Earlier this month The Atlantic posted an article titled Why Cereal Has Such Aggressive Marketing that shed some light on where this “conventional wisdom” originated. The article is long and entertaining, but key points include:
The concept of breakfast as “the most important meal of the day” can be traced to a 1944 marketing campaign launched by General Foods, the manufacturer of Grape Nuts, to sell more cereal.
Cereal is a product launched in the 1890s by John Harvey Kellogg, a deeply religious doctor who believed that cereal would both improve Americans’ health and lower their sex drive (both positive outcomes, in his mind). Cereal’s origins lie in sanitariums run in the mid-to-late 1800s. It was not sweet, and critics called it “wheat rocks.”
Before the invention of cereal, breakfast was not as standard or routine as it is now, and what was considered breakfast food varied widely: eggs, pastries, and pancakes, yes… but also oysters, “boiled chickens”, and steak.
By the 1940s, cereal was coated with sugar but retained its popularity and perception as a health food thanks to a barrage of advertising. Why is the marketing supporting cereal and other processed breakfast food so fierce?
Studies show that breakfast choices are likely more habitual because of the strength of morning routines and brand loyalty is strong in the breakfast foods category, so once a consumer is won, they’re likely to purchase long-term.
While some Americans cook breakfast (more on this below), “people’s desire for a fast, convenient meal means that many breakfast foods are packaged products that rely on advertising”.
There is room for profits to grow since breakfast is the most skipped meal in America, which means money on the table for the food industry.
I’m trying not to jump to conclusions, but all this seems to add up to the fact that perhaps cereal has become wildly successful due to two key ingredients: sugar and advertising.
Anyway, the article inspired me to develop a new breakfast alternative. This isn’t the first n’oatmeal recipe on my site (hello, Blueberry Baked N’Oatmeal, Pumpkin Cinnamon Roll N’Oatmeal, and the original N’Oatmeal Breakfast Bowl) but this is by far the closest to actual oatmeal in color and texture.

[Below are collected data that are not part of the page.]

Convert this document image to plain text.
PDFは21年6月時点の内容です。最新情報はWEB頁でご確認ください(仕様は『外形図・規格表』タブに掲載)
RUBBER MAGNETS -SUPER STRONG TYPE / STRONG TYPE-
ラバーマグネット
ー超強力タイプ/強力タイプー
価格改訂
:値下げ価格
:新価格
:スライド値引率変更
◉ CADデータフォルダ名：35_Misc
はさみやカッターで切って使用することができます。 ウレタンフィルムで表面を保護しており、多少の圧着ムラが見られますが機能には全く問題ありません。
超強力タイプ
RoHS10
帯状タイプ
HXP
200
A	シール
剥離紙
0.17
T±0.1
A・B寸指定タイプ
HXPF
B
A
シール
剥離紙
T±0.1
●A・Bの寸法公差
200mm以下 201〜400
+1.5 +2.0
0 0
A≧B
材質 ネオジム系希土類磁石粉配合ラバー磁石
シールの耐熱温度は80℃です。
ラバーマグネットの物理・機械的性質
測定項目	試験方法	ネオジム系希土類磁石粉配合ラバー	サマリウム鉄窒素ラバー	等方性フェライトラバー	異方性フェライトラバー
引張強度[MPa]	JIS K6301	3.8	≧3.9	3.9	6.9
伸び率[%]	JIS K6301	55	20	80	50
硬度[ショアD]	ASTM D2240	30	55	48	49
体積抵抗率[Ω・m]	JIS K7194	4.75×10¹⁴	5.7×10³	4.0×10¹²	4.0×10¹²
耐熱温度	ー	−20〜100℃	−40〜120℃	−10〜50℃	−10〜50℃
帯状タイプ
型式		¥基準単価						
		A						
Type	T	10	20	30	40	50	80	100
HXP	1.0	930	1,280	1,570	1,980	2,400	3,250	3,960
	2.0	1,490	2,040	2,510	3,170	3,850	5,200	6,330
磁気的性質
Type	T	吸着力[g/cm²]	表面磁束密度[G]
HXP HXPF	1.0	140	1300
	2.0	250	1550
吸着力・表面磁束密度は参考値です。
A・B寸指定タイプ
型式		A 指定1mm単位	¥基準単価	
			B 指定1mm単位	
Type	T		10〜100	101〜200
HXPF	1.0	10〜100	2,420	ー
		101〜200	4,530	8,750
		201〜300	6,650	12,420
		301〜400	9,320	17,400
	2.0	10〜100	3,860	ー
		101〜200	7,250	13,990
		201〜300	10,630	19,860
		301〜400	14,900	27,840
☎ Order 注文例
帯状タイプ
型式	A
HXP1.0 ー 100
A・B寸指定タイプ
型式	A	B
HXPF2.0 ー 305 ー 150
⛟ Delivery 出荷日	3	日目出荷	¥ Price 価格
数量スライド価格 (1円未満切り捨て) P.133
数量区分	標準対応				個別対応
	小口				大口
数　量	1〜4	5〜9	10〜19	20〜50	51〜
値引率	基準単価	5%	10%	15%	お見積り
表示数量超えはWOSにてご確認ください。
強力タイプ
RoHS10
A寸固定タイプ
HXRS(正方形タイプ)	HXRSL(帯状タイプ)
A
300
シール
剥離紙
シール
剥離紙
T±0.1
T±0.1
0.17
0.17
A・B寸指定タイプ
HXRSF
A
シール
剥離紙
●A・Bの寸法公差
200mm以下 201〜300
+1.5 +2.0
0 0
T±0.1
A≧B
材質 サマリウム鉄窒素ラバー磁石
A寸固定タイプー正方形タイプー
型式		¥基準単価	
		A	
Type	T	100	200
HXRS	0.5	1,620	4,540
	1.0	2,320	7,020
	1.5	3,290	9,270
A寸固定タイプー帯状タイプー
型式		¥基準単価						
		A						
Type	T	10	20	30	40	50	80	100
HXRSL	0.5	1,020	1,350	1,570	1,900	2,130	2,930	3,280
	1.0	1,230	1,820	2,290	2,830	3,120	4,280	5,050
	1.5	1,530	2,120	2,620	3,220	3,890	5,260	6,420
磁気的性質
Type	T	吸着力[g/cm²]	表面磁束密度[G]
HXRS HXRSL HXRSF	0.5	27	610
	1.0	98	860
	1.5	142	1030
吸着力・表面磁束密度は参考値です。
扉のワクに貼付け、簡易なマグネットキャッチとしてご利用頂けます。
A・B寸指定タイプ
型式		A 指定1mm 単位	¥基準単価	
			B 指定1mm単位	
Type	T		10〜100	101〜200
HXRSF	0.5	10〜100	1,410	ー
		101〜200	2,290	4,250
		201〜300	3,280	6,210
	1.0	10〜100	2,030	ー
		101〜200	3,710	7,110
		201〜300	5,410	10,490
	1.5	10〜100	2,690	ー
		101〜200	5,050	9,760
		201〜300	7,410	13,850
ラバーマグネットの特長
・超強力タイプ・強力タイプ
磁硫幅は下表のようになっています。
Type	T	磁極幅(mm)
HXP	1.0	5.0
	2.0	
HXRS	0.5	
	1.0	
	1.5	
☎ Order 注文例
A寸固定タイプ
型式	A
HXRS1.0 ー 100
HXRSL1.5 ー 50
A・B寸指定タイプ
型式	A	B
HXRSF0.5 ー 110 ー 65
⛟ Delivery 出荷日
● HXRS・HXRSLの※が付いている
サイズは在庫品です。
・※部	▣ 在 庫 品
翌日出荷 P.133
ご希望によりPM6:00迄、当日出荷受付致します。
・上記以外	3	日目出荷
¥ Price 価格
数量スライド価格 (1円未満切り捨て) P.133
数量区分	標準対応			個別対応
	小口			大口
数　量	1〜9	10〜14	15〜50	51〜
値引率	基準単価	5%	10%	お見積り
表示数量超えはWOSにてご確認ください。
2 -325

Not so much in taste, although if you blended banana and coconut cream into your oatmeal you’d have a very close approximation. Because oatmeal itself doesn’t taste like much, would you agree? If you’re after a little added sweetness and crunch, add some toasted coconut flakes and drizzle local honey on top.
Using a hand mixer, whip the ingredients (except for the toasted coconut flakes, honey, flowers, and additional banana slices for garnish) until the banana and sweet potato are fully incorporated into the coconut cream and shredded coconut.
Spoon into serving bowls, top with the toasted coconut flakes, honey, flowers, and additional banana. Serve immediately.
I used Trader Joe’s coconut cream, chilled, which is solid rather than liquid. If you use the liquid cream from the top of a can of coconut milk, for example, you’ll need to add more coconut to balance it, and the result will be less sweet.
I used actual white sweet potato, roasted and then peeled, versus canned sweet potato purée. Canned purée would likely work, but will be looser and wetter than firm, starchy, fresh-roasted white sweet potato, and canned purée will darken the color of your n’oatmeal.